[arch-general] Re: My end-user $0.02 on /etc/rc.conf splitting.

Nicolas Sebrecht nsebrecht at piing.fr
Mon Jul 23 05:02:43 EDT 2012


The 23/07/12, Heiko Baums wrote:
> Am Mon, 23 Jul 2012 09:36:05 +0200
> schrieb Nicolas Sebrecht <nsebrecht at piing.fr>:

> > Who is manually editing each configuration one after the other need
> > lessons on administration tasks.
> 
> I don't think so. Who manually edits config files just don't trust all
> those merging tools, because he has made bad experience with those
> tools or has other reasons and wants to keep full control over his
> config files. And believe me, checking if the merging tools made what
> they are expected to do is much more time consuming than manually
> editing those files.

I think we are not talking about the same thing. I'm talking about
merging tools. I don't know of any merging tool on earth doing the choice
of patching whithout asking for conflict resolution from the user.

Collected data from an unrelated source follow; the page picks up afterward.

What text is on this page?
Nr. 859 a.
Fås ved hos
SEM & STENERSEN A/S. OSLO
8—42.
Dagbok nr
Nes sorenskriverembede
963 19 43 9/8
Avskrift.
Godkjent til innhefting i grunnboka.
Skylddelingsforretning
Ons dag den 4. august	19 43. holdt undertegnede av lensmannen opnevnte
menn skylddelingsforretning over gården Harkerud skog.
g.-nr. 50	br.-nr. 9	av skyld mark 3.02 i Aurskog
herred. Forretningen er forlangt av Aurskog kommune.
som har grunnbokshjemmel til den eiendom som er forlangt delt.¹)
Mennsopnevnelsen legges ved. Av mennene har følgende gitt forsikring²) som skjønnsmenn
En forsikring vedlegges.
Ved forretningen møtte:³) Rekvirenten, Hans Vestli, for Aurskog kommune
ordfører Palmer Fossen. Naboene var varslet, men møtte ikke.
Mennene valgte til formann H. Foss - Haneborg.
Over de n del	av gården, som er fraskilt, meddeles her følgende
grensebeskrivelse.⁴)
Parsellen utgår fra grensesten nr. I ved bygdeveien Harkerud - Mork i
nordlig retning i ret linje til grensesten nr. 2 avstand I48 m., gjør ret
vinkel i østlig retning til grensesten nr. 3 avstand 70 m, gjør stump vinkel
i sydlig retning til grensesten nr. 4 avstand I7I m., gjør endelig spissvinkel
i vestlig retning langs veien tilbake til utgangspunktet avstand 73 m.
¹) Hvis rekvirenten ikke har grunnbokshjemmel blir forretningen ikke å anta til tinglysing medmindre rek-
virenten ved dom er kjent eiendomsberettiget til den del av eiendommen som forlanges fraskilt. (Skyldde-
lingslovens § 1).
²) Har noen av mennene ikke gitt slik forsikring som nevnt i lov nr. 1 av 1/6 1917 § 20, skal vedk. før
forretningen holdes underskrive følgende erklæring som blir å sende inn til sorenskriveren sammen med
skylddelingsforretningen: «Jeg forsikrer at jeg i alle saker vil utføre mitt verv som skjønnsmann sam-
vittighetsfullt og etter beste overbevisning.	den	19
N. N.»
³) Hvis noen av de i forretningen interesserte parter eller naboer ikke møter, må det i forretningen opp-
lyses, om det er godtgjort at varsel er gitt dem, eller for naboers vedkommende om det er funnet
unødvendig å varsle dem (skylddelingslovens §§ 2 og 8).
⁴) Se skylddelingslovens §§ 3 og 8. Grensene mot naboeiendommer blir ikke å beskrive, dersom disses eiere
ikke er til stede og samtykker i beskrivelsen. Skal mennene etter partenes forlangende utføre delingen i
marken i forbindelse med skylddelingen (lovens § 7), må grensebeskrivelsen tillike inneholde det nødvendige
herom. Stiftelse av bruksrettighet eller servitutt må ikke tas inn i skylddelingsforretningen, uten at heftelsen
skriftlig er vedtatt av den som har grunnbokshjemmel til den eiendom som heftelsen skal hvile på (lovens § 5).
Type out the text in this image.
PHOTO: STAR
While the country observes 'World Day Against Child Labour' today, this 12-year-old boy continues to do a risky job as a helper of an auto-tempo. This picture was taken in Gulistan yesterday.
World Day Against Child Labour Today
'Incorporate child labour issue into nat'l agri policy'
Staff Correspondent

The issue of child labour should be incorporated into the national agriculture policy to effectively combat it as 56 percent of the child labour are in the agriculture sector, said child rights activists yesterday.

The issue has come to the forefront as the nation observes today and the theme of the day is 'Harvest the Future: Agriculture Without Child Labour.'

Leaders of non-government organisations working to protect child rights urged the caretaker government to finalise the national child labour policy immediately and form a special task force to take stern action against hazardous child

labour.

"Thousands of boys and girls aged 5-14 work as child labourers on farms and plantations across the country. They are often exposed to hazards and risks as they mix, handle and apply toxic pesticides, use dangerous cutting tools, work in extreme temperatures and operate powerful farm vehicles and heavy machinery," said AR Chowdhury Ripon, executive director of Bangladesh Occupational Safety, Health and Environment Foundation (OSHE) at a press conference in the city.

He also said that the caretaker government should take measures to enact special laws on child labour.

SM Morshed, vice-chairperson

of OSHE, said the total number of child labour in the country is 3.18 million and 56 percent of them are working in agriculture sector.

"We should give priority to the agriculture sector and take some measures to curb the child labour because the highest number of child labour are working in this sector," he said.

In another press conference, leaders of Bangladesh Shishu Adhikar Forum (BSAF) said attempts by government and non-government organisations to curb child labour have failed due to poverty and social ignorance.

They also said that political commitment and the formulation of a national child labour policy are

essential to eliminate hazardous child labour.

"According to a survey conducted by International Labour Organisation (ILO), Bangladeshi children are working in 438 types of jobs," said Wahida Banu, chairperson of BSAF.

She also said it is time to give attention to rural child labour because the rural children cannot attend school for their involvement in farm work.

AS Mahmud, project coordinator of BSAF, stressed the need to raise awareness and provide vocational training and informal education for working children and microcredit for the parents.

> I don't need to edit those files so many times. And if I have only one
> short file like /etc/rc.conf I have all my settings at a glance and
> only need to type "nano /etc/rc.conf" only once instead of several
> times "nano /etc/vconsole.conf", "nano /etc/hostname.conf" or whatever.
> This is a lot more time consuming.

No, no. Even without merging tool, 3 or 5 files instead of one is not
time consuming.

What is time consuming is a system strongly damaged because of human
mistake in a configuration file, more likely to happen with a
one-central-configuration-file-for-non-related-things-around.

> One single /etc/rc.conf is a bit more KISS.

One single rc.conf is not KISS. :-)
I think this principle is mainly misunderstood.

KISS principle makes sense for integration from upstream. It's definetly
NOT about "how simple it looks like".